Egyptian President Abdul Fattah al-Sisi and Ethiopian Prime Minister Abiy Ahmed stressed on Friday the need to overcome any obstacles related to negotiations over the Renaissance Dam.
In a telephone call, they hoped to reach an agreement that meets the aspirations of the Nile basin countries: Egypt, Ethiopia and Sudan, in line with the declaration of principles between them, said the Egyptian presidency.
Egypt and Ethiopia are locked in a dispute over water shares related to the construction of the dam.
Last week, irrigation ministers from the three key Nile Basin countries wrapped up a two-day meeting in Sudan's capital without resolving differences over Ethiopia's soon-to-be-finished Blue Nile dam, with Egypt calling for international mediation to help reach a "fair and balanced" agreement.
Sudan Irrigation Minister Yasser Abbas told reporters in Khartoum that progress was made but differences on filling the giant reservoir and operating rules of the Grand Ethiopian Renaissance Dam remain unsettled.

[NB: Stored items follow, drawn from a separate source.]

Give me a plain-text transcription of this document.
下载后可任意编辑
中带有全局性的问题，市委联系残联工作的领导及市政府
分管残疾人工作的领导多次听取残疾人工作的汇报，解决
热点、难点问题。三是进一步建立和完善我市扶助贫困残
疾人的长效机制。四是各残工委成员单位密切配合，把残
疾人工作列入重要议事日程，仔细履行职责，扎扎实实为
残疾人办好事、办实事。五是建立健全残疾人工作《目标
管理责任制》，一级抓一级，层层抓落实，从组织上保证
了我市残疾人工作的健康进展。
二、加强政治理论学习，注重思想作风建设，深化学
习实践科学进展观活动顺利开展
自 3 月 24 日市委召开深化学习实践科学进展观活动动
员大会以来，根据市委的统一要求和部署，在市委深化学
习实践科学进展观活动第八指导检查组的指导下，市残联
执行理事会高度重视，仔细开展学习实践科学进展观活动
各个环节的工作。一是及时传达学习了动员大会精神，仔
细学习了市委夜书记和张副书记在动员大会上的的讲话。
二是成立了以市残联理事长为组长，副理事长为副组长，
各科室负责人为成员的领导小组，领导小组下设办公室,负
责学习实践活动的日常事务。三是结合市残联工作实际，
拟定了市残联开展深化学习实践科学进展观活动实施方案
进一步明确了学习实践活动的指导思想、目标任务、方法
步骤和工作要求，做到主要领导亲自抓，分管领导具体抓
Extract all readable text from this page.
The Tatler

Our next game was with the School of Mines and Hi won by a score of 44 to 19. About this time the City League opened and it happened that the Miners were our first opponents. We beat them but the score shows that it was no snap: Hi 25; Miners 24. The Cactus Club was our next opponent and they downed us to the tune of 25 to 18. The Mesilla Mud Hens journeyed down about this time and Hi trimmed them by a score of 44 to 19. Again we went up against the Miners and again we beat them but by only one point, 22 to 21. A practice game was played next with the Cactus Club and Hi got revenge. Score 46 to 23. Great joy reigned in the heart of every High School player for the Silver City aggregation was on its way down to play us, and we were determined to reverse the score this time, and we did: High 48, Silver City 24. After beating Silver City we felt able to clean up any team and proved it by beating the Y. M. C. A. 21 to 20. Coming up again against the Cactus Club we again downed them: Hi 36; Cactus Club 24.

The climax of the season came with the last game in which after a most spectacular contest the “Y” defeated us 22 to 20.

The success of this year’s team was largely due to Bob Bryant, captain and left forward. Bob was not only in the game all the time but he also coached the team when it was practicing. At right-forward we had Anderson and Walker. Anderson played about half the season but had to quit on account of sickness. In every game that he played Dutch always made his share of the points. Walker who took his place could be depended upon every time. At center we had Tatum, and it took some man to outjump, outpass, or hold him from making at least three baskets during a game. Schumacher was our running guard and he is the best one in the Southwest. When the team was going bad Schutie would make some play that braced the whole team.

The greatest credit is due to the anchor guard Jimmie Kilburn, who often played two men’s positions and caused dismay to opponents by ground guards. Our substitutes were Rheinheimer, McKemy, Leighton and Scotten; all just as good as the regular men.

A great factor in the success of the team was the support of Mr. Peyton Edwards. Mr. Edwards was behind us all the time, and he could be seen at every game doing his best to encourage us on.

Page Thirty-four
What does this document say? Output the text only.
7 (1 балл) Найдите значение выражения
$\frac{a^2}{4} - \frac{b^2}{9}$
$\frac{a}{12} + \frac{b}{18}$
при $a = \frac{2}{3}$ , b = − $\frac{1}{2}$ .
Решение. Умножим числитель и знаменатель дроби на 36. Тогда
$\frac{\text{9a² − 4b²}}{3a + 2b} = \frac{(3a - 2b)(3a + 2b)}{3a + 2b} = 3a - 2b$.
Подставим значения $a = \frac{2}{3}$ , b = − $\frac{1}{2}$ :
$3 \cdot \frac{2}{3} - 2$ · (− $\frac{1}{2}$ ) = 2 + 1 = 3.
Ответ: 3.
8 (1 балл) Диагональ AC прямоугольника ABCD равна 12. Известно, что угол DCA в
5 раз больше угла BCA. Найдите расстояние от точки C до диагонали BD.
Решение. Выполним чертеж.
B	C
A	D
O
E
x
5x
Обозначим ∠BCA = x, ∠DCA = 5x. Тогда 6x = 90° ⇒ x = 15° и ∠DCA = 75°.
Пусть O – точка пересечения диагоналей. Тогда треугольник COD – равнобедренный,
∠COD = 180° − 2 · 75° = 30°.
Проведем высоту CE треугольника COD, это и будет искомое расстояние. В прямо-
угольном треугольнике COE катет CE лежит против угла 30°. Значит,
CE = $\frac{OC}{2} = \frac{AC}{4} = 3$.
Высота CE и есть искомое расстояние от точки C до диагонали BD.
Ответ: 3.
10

Egypt's Irrigation Ministry, meanwhile, said in a statement after the meeting that talks have stalemated, claiming Ethiopia rejected "all proposals that ... avoid causing substantial damage to Egypt."
"Ethiopia ... offered a new proposal that contradicts previously agreed principles governing the filling and operating process," said Muhammed el-Sebai, spokesman of the ministry.
He said Egypt has called for international mediation "to help reach a fair and balanced agreement that protect the three countries' rights."
Sisi said Egypt would "continue to take necessary measures at the political level and in accordance with international law to protect its rights" in Nile waters.
Despite the ongoing differences, Sisi congratulated the Ethiopian premier on Friday for winning the Nobel Peace Prize.
"It is a new victory for our black continent which always aspires for peace and pursues stability and development," Sisi wrote on his official Facebook page shortly after the prize was announced on Friday.
"I hope that our constructive efforts aiming at ending all conflicts and differences in Africa will continue thanks to the will of our great sons and people."
Egypt relies on the Nile for up to 90% of its fresh water, and fears the dam, which is being built in Ethiopia close to the border with Sudan, will restrict already scarce supplies.